9.23. Configuration for the logs check.

The logs-check searches in logfiles for unknown or "bad" entries. For each logfile, you can configure for every message an errorlevel. Every message is a regular expression. Checking WebSphere / WebSphere MQ and DB2 logs is also possible.

LOGS

Explanation

LOGS is the enclosing tag for all logfile entries.

Parent

OSAGENT

allowed values

Count

0 or 1. If you don't define LOGS, no log check will run.

Example
<LOGS>
  <LOGFILE>
    <LOGFILENAME>/var/log/messages</LOGFILENAME>
    <!-- if message file is older then 300 minutes, 
         somesting is going wrong with the syslog daemon -->
    <AGE>
      <MAXAGE>300</MAXAGE>
      <ERRORLEVEL>ERROR</ERRORLEVEL>
    </AGE>

    <LOGFILTER><REGEX>syslogd.*restart</REGEX><ERRORLEVEL>NORMAL</ERRORLEVEL></LOGFILTER>
    <!-- If you don't define ERRORLEVEL: Default is NORMAL -->
    <!-- If you don't define PRIORITY: Default is 100 -->
    <LOGFILTER><REGEX>-- MARK --</REGEX></LOGFILTER>
    <LOGFILTER>
      <REGEX>.*</REGEX>
      <!-- That is AFTER all default priorities! -->
      <PRIORITY>1000</PRIORITY>
      <ERRORLEVEL>ERROR</ERRORLEVEL>
    </LOGFILTER>
  </LOGFILE>

  <LOGFILE>
    <LOGFILENAME>/home/oracle/product/9.2.0/rdbms/log/alert_osmart.log</LOGFILENAME>
    <LOGFILTER>
      <REGEX>.*</REGEX>
      <PRIORITY>1000</PRIORITY>
      <ERRORLEVEL>ERROR</ERRORLEVEL>
    </LOGFILTER>
  </LOGFILE>
</LOGS>  
        

LOGFILE

Explanation

For every logfile you want to check, you define a LOGFILE-entry.

Parent

LOGS

allowed values

Count

As many as you like.

Example

Look at LOGS

LOGFILENAME

Explanation

Name of the logfile to be checked. The OpenSMART user has to have read rights for that file.

Parent

LOGFILE

allowed values

Valid filenames in your system.

Count

1

Example

Look at LOGFILE

LOGTYPE

Explanation

"Normal" logfiles are line-orientated. One message - one line. Some IBM products (notably DB2 and WebSphere MQ) have ascii-logfiles, too, but they are paragraph orientated: One message - one paragraph.

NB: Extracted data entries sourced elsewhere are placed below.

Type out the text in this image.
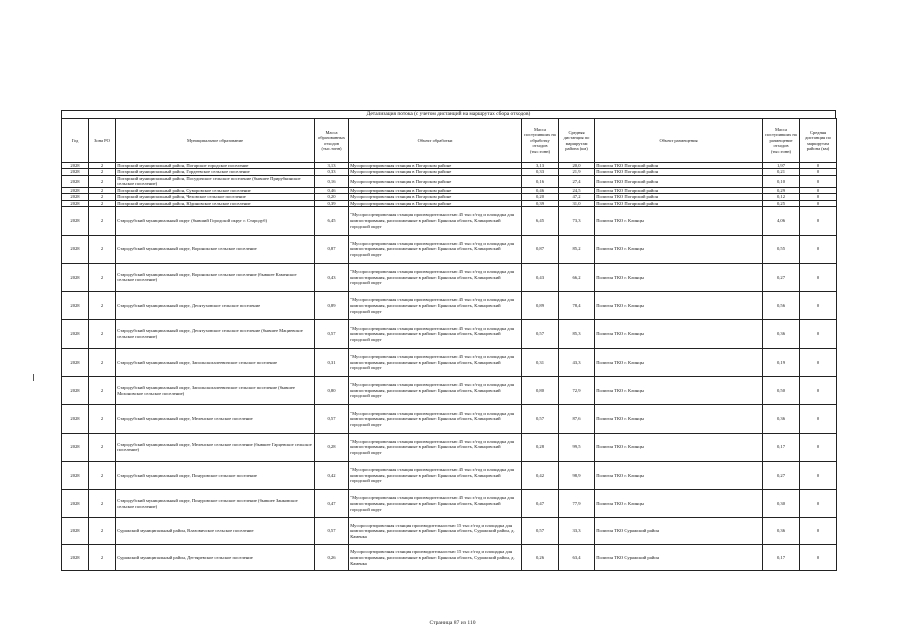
Детализация потока (с учетом дистанций на маршрутах сбора отходов)
Год	Зона РО	Муниципальное образование	Масса образованных отходов (тыс.тонн)	Объект обработки	Масса поступивших на обработку отходов (тыс.тонн)	Средняя дистанция по маршрутам района (км)	Объект размещения	Масса поступивших на размещение отходов (тыс.тонн)	Средняя дистанция по маршрутам района (км)
2028	2	Погарский муниципальный район, Погарское городское поселение	3,13	Мусоросортировочная станция в Погарском районе	3,13	20,0	Полигон ТКО Погарский район	1,97	0
2028	2	Погарский муниципальный район, Гордеевское сельское поселение	0,33	Мусоросортировочная станция в Погарском районе	0,33	21,9	Полигон ТКО Погарский район	0,21	0
2028	2	Погарский муниципальный район, Посудичское сельское поселение (бывшее Прирубкинское сельское поселение)	0,16	Мусоросортировочная станция в Погарском районе	0,16	27,4	Полигон ТКО Погарский район	0,10	0
2028	2	Погарский муниципальный район, Суворовское сельское поселение	0,46	Мусоросортировочная станция в Погарском районе	0,46	24,5	Полигон ТКО Погарский район	0,29	0
2028	2	Погарский муниципальный район, Чеховское сельское поселение	0,20	Мусоросортировочная станция в Погарском районе	0,20	47,2	Полигон ТКО Погарский район	0,12	0
2028	2	Погарский муниципальный район, Юдиновское сельское поселение	0,39	Мусоросортировочная станция в Погарском районе	0,39	31,0	Полигон ТКО Погарский район	0,25	0
2028	2	Стародубский муниципальный округ (бывший Городской округ г. Стародуб)	6,45	"Мусоросортировочная станция производительностью 45 тыс.т/год и площадка для компостирования, расположенные в районе: Брянская область, Клинцовский городской округ	6,45	73,3	Полигон ТКО г. Клинцы	4,06	0
2028	2	Стародубский муниципальный округ, Воронокское сельское поселение	0,87	"Мусоросортировочная станция производительностью 45 тыс.т/год и площадка для компостирования, расположенные в районе: Брянская область, Клинцовский городской округ	0,87	85,2	Полигон ТКО г. Клинцы	0,55	0
2028	2	Стародубский муниципальный округ, Воронокское сельское поселение (бывшее Каменское сельское поселение)	0,43	"Мусоросортировочная станция производительностью 45 тыс.т/год и площадка для компостирования, расположенные в районе: Брянская область, Клинцовский городской округ	0,43	66,2	Полигон ТКО г. Клинцы	0,27	0
2028	2	Стародубский муниципальный округ, Десятуховское сельское поселение	0,89	"Мусоросортировочная станция производительностью 45 тыс.т/год и площадка для компостирования, расположенные в районе: Брянская область, Клинцовский городской округ	0,89	78,4	Полигон ТКО г. Клинцы	0,56	0
2028	2	Стародубский муниципальный округ, Десятуховское сельское поселение (бывшее Мациевское сельское поселение)	0,57	"Мусоросортировочная станция производительностью 45 тыс.т/год и площадка для компостирования, расположенные в районе: Брянская область, Клинцовский городской округ	0,57	85,3	Полигон ТКО г. Клинцы	0,36	0
2028	2	Стародубский муниципальный округ, Запольскохалеевичское сельское поселение	0,31	"Мусоросортировочная станция производительностью 45 тыс.т/год и площадка для компостирования, расположенные в районе: Брянская область, Клинцовский городской округ	0,31	43,3	Полигон ТКО г. Клинцы	0,19	0
2028	2	Стародубский муниципальный округ, Запольскохалеевичское сельское поселение (бывшее Мохоновское сельское поселение)	0,80	"Мусоросортировочная станция производительностью 45 тыс.т/год и площадка для компостирования, расположенные в районе: Брянская область, Клинцовский городской округ	0,80	72,9	Полигон ТКО г. Клинцы	0,50	0
2028	2	Стародубский муниципальный округ, Меленское сельское поселение	0,57	"Мусоросортировочная станция производительностью 45 тыс.т/год и площадка для компостирования, расположенные в районе: Брянская область, Клинцовский городской округ	0,57	87,6	Полигон ТКО г. Клинцы	0,36	0
2028	2	Стародубский муниципальный округ, Меленское сельское поселение (бывшее Гарцевское сельское поселение)	0,28	"Мусоросортировочная станция производительностью 45 тыс.т/год и площадка для компостирования, расположенные в районе: Брянская область, Клинцовский городской округ	0,28	99,5	Полигон ТКО г. Клинцы	0,17	0
2028	2	Стародубский муниципальный округ, Понуровское сельское поселение	0,42	"Мусоросортировочная станция производительностью 45 тыс.т/год и площадка для компостирования, расположенные в районе: Брянская область, Клинцовский городской округ	0,42	98,9	Полигон ТКО г. Клинцы	0,27	0
2028	2	Стародубский муниципальный округ, Понуровское сельское поселение (бывшее Занковское сельское поселение)	0,47	"Мусоросортировочная станция производительностью 45 тыс.т/год и площадка для компостирования, расположенные в районе: Брянская область, Клинцовский городской округ	0,47	77,9	Полигон ТКО г. Клинцы	0,30	0
2028	2	Суражский муниципальный район, Влазовичское сельское поселение	0,57	Мусоросортировочная станция производительностью 15 тыс.т/год и площадка для компостирования, расположенные в районе: Брянская область, Суражский район, д. Каменка	0,57	33,3	Полигон ТКО Суражский район	0,36	0
2028	2	Суражский муниципальный район, Дегтяревское сельское поселение	0,26	Мусоросортировочная станция производительностью 15 тыс.т/год и площадка для компостирования, расположенные в районе: Брянская область, Суражский район, д. Каменка	0,26	63,4	Полигон ТКО Суражский район	0,17	0
Страница 87 из 110
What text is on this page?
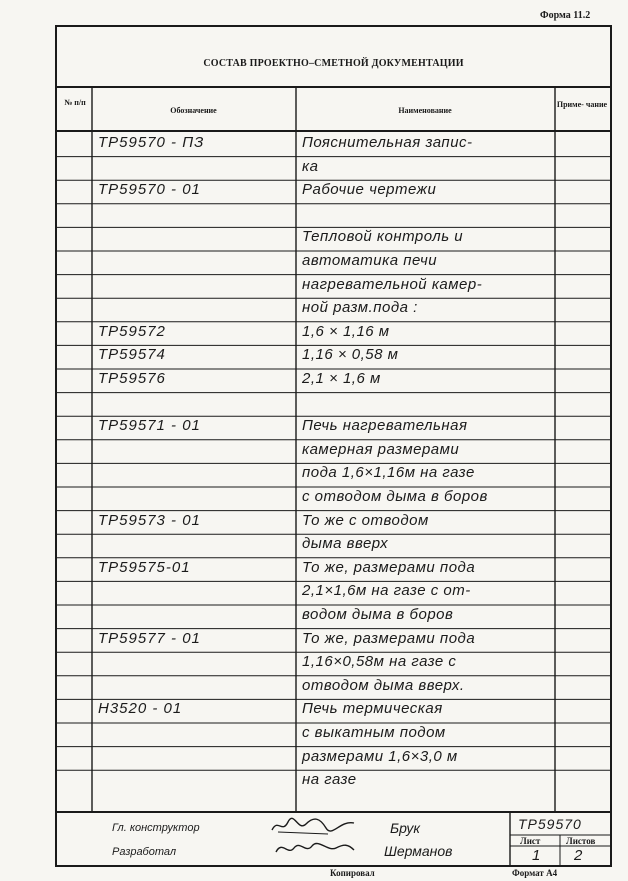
Форма 11.2
СОСТАВ ПРОЕКТНО–СМЕТНОЙ ДОКУМЕНТАЦИИ
№ п/п
Обозначение	Наименование
Приме- чание
ТР59570 - ПЗ	Пояснительная запис-
ка
ТР59570 - 01	Рабочие чертежи
Тепловой контроль и
автоматика печи
нагревательной камер-
ной разм.пода :
ТР59572	1,6 × 1,16 м
ТР59574	1,16 × 0,58 м
ТР59576	2,1 × 1,6 м
ТР59571 - 01	Печь нагревательная
камерная размерами
пода 1,6×1,16м на газе
с отводом дыма в боров
ТР59573 - 01	То же с отводом
дыма вверх
ТР59575-01	То же, размерами пода
2,1×1,6м на газе с от-
водом дыма в боров
ТР59577 - 01	То же, размерами пода
1,16×0,58м на газе с
отводом дыма вверх.
Н3520 - 01	Печь термическая
с выкатным подом
размерами 1,6×3,0 м
на газе
Гл. конструктор
Разработал
Брук
Шерманов
ТР59570
Лист	Листов
1 2
Копировал	Формат А4
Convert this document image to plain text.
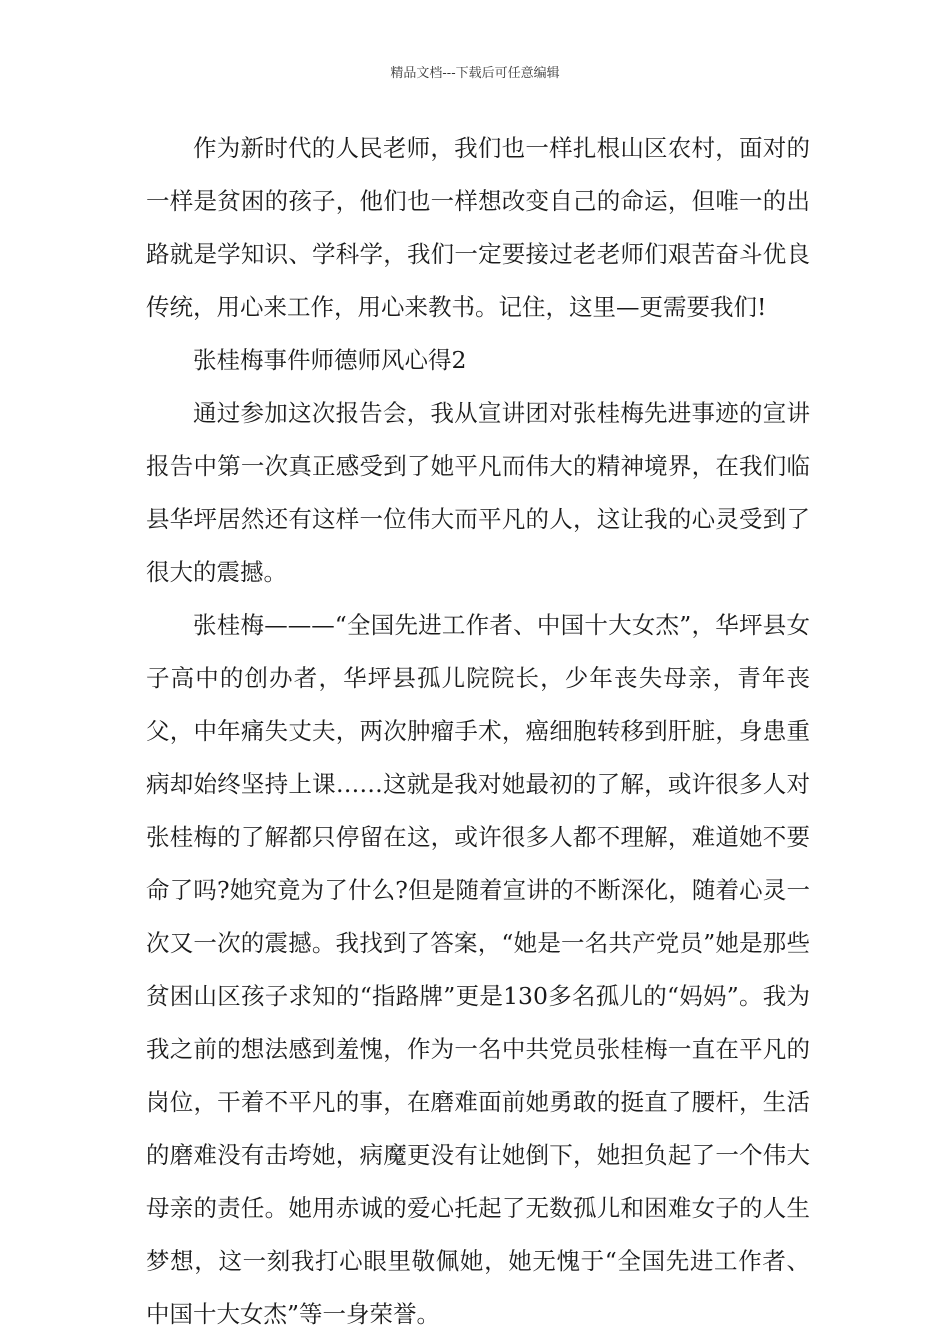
精品文档---下载后可任意编辑

作为新时代的人民老师，我们也一样扎根山区农村，面对的一样是贫困的孩子，他们也一样想改变自己的命运，但唯一的出路就是学知识、学科学，我们一定要接过老老师们艰苦奋斗优良传统，用心来工作，用心来教书。记住，这里—更需要我们!

张桂梅事件师德师风心得2

通过参加这次报告会，我从宣讲团对张桂梅先进事迹的宣讲报告中第一次真正感受到了她平凡而伟大的精神境界，在我们临县华坪居然还有这样一位伟大而平凡的人，这让我的心灵受到了很大的震撼。

张桂梅———“全国先进工作者、中国十大女杰”，华坪县女子高中的创办者，华坪县孤儿院院长，少年丧失母亲，青年丧父，中年痛失丈夫，两次肿瘤手术，癌细胞转移到肝脏，身患重病却始终坚持上课……这就是我对她最初的了解，或许很多人对张桂梅的了解都只停留在这，或许很多人都不理解，难道她不要命了吗?她究竟为了什么?但是随着宣讲的不断深化，随着心灵一次又一次的震撼。我找到了答案，“她是一名共产党员”她是那些贫困山区孩子求知的“指路牌”更是130多名孤儿的“妈妈”。我为我之前的想法感到羞愧，作为一名中共党员张桂梅一直在平凡的岗位，干着不平凡的事，在磨难面前她勇敢的挺直了腰杆，生活的磨难没有击垮她，病魔更没有让她倒下，她担负起了一个伟大母亲的责任。她用赤诚的爱心托起了无数孤儿和困难女子的人生梦想，这一刻我打心眼里敬佩她，她无愧于“全国先进工作者、中国十大女杰”等一身荣誉。
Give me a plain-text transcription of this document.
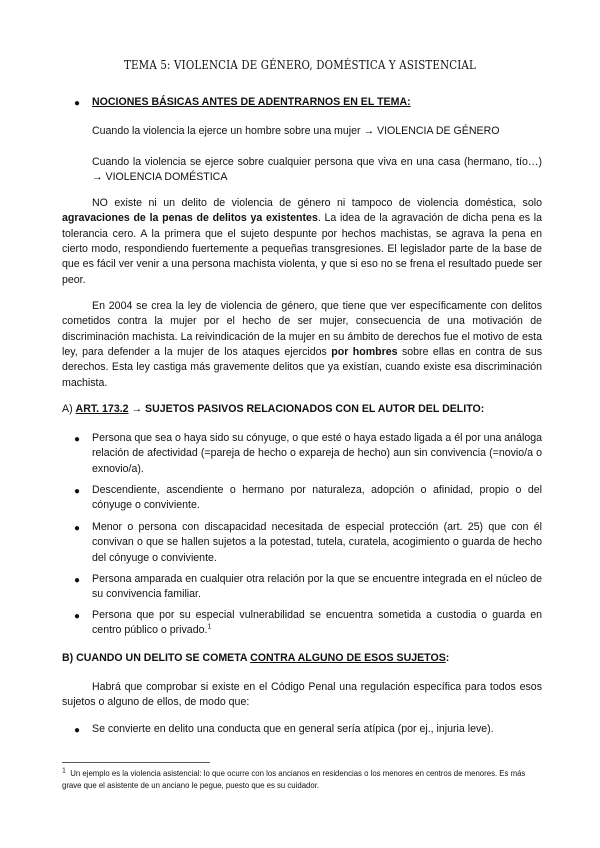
TEMA 5: VIOLENCIA DE GÉNERO, DOMÉSTICA Y ASISTENCIAL
● NOCIONES BÁSICAS ANTES DE ADENTRARNOS EN EL TEMA:

Cuando la violencia la ejerce un hombre sobre una mujer → VIOLENCIA DE GÉNERO

Cuando la violencia se ejerce sobre cualquier persona que viva en una casa (hermano, tío…) → VIOLENCIA DOMÉSTICA

NO existe ni un delito de violencia de género ni tampoco de violencia doméstica, solo agravaciones de la penas de delitos ya existentes. La idea de la agravación de dicha pena es la tolerancia cero. A la primera que el sujeto despunte por hechos machistas, se agrava la pena en cierto modo, respondiendo fuertemente a pequeñas transgresiones. El legislador parte de la base de que es fácil ver venir a una persona machista violenta, y que si eso no se frena el resultado puede ser peor.

En 2004 se crea la ley de violencia de género, que tiene que ver específicamente con delitos cometidos contra la mujer por el hecho de ser mujer, consecuencia de una motivación de discriminación machista. La reivindicación de la mujer en su ámbito de derechos fue el motivo de esta ley, para defender a la mujer de los ataques ejercidos por hombres sobre ellas en contra de sus derechos. Esta ley castiga más gravemente delitos que ya existían, cuando existe esa discriminación machista.

A) ART. 173.2 → SUJETOS PASIVOS RELACIONADOS CON EL AUTOR DEL DELITO:

● Persona que sea o haya sido su cónyuge, o que esté o haya estado ligada a él por una análoga relación de afectividad (=pareja de hecho o expareja de hecho) aun sin convivencia (=novio/a o exnovio/a).

● Descendiente, ascendiente o hermano por naturaleza, adopción o afinidad, propio o del cónyuge o conviviente.

● Menor o persona con discapacidad necesitada de especial protección (art. 25) que con él convivan o que se hallen sujetos a la potestad, tutela, curatela, acogimiento o guarda de hecho del cónyuge o conviviente.

● Persona amparada en cualquier otra relación por la que se encuentre integrada en el núcleo de su convivencia familiar.

● Persona que por su especial vulnerabilidad se encuentra sometida a custodia o guarda en centro público o privado.$^1$

B) CUANDO UN DELITO SE COMETA CONTRA ALGUNO DE ESOS SUJETOS:

Habrá que comprobar si existe en el Código Penal una regulación específica para todos esos sujetos o alguno de ellos, de modo que:

● Se convierte en delito una conducta que en general sería atípica (por ej., injuria leve).

$^1$ Un ejemplo es la violencia asistencial: lo que ocurre con los ancianos en residencias o los menores en centros de menores. Es más grave que el asistente de un anciano le pegue, puesto que es su cuidador.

logs has to know about that.

For "normal" logfiles two variations are possible:

  • check just complete lines in logfile. A line is complete, when ended with NL or CR/NL.

    This is, what you want for most logfiles and this is the default.

  • check everything after the last NL, too.

Parent

LOGFILE

allowed values

  • UDB

  • MQS

  • NLALL (everything after the last NL,too)

  • NORMAL (this is the default)

Count

0 or 1. If you don't define LOGTYPE, then NORMAL is used.

Example
<LOGS>
  <LOGFILE>
    <LOGFILENAME>/opt/IBM/db2/V8.1/db2inst2/sqllib/db2dump/db2diag.log</LOGFILENAME>
    <LOGFILETYPE>UDB</LOGFILETYPE>
    <!-- exclude your unimportant log messages (blocks) here
    <LOGFILTER><REGEX>database started</REGEX><ERRORLEVEL>NORMAL</ERRORLEVEL></LOGFILTER>
    <LOGFILTER>
      <REGEX>.*</REGEX>
      <!-- That is AFTER all default priorities! -->
      <PRIORITY>1000</PRIORITY>
      <ERRORLEVEL>ERROR</ERRORLEVEL>
    </LOGFILTER>
  </LOGFILE>
</LOGS>
        

LOGFILTER

Explanation

What do you want to filter / to mark in your logfile ? Normally, you want many LOGFILTER entries in your configfile.

Parent

LOGFILE

allowed values
Count

Many

Example

Look at LOGFILE

ERRORFILE

Explanation

logs has to save your not-NORMAL entries for the next run. If not, your logfile would be NORMAL after 5 minutes!.

These entries will be saved in ERRORFILE or, if ERRORFILE isn't given, in /home/osmart/var/$CHECKPOINTNAME.error (if you have OpenSMART installed in /home/osmart/)

Parent

LOGFILE

allowed values
  • any valid filename you can write to.

Count

0 or 1, if you don't configure an ERRORFILE, /home/osmart/var/$CHECKPOINTNAME.error (if you have OpenSMART installed in /home/osmart/) is used.

Example
<LOGS>
  <LOGFILE>
    <LOGFILENAME>/var/log/messages</LOGFILENAME>
    <ERRORFILE>/home/osmart/var/message_logfile.error</ERRORFILE>
    <OFFSETFILE>/home/osmart/var/message_logfile.offset</OFFSETFILE>
    <!-- If you don't add an ERRORLEVEL to LOGFILTER, the default is
    NORMAL -->    
    <!-- If you don't add a priority to LOGFILTER, the default is 100
    -->
    <LOGFILTER><REGEX>syslogd.*restart</REGEX></LOGFILTER>
    <LOGFILTER>
      <REGEX>.*</REGEX><!-- Everything unknown -->
      <PRIORITY>1000</PRIORITY>
      <!-- That is AFTER all default priorities! -->
      <ERRORLEVEL>ERROR</ERRORLEVEL>
    </LOGFILTER>
  </LOGFILE>
</LOGS>
        

OFFSETFILE

Explanation

logs has to save the point in your logfile, it has yet checked to (the offset). If not, your logfile would be completeley scanned every 5 minutes!.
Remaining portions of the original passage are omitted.